Aus der Zeit von Harald Friedl zeigt über einen Zeitraum von 3 Jahren vier liebenswerte alte Geschäfte in Wien, die so gar nicht in die moderne Shopping- und Wegwerf“kultur“ passen. Es ist da das alte Lederwarengeschäft Jentsch, wo offenbar seit 1874 nicht mehr aufgeräumt wurde, doch die Chefin repariert noch jede so alte Tasche oder Lederjacke für ein paar Euro. Der 85 jährige Peppi führt noch immer eine Drogerie, füllt Parfums nach und verkauft Terpentin auch „tropfenweise“. Eigentlich gar nicht so schlecht lief die Fleischhauerei Fritz in der Vorstadt, doch es findet sich kein Nachfolger, der das Geschäft übernehmen wollte. Und dann gab es noch die „Knopfkönigin“ Fee Frimmel, die ein wunderschönes Geschäft im noblen 1. Bezirk führte, doch mit dem Niedergang der Haute Coiture gab es immer weniger Kundschaft, erst als sie das goldene Verdienstkreuz der Stadt Wien erhielt, zeigt sie es jenen heim, die ihre Tätigkeit als Fall aus der Oberschicht Wiens betrachteten, ihr Gatte, der „Knopfkönig“ wurde ein Alzheimer-Pflegefall.
Bunica. Elke Groen und Ina Ivanceanu lassen „ihre“ Großmutter, die zum Zeitpunkt der Dreharbeiten 84 jg war, und in Bukarest ihre persönliche Geschichte erzählen. Im Doc kommentiert die resolute alte Dame aber auch die Geschichte Rumäniens, den Fall des Conductators, aber auch die Wirrnisse nach der Revolution: Korruption und Bankenskandale, die wachsende Unsicherheit im Land. Ergänzt mit Dokumentaraufnahmen ist auch dieser Beitrag durchaus sehenswert. Die rüstige Frau ist übrigens tatsächlich die Großmutter des Produzenten und einer der Regisseurinnen.
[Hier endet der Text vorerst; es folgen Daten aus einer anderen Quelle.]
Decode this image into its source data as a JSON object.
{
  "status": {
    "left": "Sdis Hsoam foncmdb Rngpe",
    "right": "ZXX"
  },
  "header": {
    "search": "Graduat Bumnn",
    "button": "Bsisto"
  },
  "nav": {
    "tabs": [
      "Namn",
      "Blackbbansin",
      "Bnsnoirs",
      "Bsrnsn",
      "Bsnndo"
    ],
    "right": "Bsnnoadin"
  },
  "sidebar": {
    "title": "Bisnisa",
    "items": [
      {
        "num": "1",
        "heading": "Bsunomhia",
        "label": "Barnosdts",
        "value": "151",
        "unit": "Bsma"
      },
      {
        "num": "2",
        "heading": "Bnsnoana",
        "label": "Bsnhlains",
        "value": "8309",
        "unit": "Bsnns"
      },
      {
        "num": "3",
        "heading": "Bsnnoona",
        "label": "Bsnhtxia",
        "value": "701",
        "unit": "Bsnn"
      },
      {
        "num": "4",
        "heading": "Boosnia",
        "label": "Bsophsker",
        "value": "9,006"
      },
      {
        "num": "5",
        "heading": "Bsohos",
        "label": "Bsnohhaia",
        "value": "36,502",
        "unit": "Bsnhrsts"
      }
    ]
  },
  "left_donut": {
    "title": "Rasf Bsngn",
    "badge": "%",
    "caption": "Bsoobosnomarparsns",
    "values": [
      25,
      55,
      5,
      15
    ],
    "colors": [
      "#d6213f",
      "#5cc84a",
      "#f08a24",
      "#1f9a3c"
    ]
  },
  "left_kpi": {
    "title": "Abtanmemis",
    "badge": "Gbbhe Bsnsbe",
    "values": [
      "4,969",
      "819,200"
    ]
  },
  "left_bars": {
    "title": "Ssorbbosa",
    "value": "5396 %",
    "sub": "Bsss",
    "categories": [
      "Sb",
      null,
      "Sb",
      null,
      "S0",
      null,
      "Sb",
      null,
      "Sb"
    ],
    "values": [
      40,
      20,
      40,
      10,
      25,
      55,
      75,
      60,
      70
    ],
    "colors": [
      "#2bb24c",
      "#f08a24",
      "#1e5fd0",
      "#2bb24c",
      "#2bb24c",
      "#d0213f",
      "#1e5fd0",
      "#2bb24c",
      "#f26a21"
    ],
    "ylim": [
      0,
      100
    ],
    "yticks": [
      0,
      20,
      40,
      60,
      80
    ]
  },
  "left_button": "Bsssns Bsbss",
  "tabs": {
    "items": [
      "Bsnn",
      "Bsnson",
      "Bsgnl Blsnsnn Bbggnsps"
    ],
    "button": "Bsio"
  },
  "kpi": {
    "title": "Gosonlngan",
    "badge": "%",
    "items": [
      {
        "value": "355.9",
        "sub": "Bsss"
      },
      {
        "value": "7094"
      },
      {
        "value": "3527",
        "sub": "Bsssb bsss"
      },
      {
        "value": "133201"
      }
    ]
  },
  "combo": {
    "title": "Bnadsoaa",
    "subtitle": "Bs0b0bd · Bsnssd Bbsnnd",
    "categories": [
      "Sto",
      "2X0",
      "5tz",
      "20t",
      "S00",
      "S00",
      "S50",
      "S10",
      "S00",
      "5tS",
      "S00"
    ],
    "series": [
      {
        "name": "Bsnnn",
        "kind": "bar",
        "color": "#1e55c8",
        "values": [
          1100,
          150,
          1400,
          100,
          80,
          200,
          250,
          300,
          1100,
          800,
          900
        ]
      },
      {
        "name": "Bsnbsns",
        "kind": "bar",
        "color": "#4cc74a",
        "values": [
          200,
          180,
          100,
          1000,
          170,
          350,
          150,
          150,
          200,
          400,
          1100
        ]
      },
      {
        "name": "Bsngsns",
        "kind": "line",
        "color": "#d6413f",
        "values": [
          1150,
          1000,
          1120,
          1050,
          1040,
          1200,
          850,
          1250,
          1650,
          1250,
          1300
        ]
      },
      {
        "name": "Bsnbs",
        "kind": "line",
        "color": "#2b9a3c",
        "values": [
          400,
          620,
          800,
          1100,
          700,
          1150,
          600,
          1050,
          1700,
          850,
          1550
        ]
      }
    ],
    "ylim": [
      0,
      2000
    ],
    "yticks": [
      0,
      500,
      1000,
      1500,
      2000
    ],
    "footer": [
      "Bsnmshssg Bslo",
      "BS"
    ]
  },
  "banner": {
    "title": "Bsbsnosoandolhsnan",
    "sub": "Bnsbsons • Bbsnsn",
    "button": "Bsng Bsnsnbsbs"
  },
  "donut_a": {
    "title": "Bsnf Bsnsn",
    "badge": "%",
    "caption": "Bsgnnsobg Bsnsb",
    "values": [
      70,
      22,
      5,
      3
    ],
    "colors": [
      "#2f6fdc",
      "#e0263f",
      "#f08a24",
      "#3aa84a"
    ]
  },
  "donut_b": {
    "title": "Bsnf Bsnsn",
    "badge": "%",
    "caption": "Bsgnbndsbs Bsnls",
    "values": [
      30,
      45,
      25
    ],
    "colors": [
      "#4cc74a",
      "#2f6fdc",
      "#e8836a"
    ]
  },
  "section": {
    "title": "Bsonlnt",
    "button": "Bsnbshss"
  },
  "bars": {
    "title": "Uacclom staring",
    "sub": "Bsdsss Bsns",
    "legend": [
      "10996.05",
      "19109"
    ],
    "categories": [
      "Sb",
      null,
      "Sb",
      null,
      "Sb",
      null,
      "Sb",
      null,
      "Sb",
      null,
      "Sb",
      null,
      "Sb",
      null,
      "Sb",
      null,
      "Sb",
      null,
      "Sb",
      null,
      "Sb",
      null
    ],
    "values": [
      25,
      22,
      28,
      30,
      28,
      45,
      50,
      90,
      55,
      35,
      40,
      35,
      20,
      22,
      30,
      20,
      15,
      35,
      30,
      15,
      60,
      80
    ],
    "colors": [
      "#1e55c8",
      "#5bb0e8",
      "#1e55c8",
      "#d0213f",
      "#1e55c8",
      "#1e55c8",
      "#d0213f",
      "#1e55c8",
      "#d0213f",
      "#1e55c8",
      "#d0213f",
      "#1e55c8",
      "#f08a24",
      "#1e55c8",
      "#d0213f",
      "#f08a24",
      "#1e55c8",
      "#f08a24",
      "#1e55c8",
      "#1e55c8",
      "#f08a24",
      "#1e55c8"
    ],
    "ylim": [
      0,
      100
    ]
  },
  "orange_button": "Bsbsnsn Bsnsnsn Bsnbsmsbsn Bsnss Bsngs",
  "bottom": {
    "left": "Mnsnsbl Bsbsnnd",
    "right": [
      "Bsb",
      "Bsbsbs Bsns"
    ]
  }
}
Und so entschied die Jury:
Der mit 21.000 € dotierte Spielfilmpreis ging an
Michael Hanekes „Caché“, der schon in den
Kinos lief und auch den europäischen Filmpreis erhielt. Auch mir erschien dies
zu recht, da alle anderen Spielfilme, außer dem auf der Berlinale schon
ausgezeichneten „Grbavica“ im Vergleich dazu mehr als schwach waren.
Dokumentarfilmpreis:
„Babbooska“ und „Exile
Family Movie“ erhielten ex aequo den Dokumentarfilmpreis.
Auch die Preise für innovatives Kino gingen an formal sehr interessante
Experimentalfilme, welche einen engen Zusammenhang zur zeitgenössischen
abstrakten Kunst und dem Design herstellten.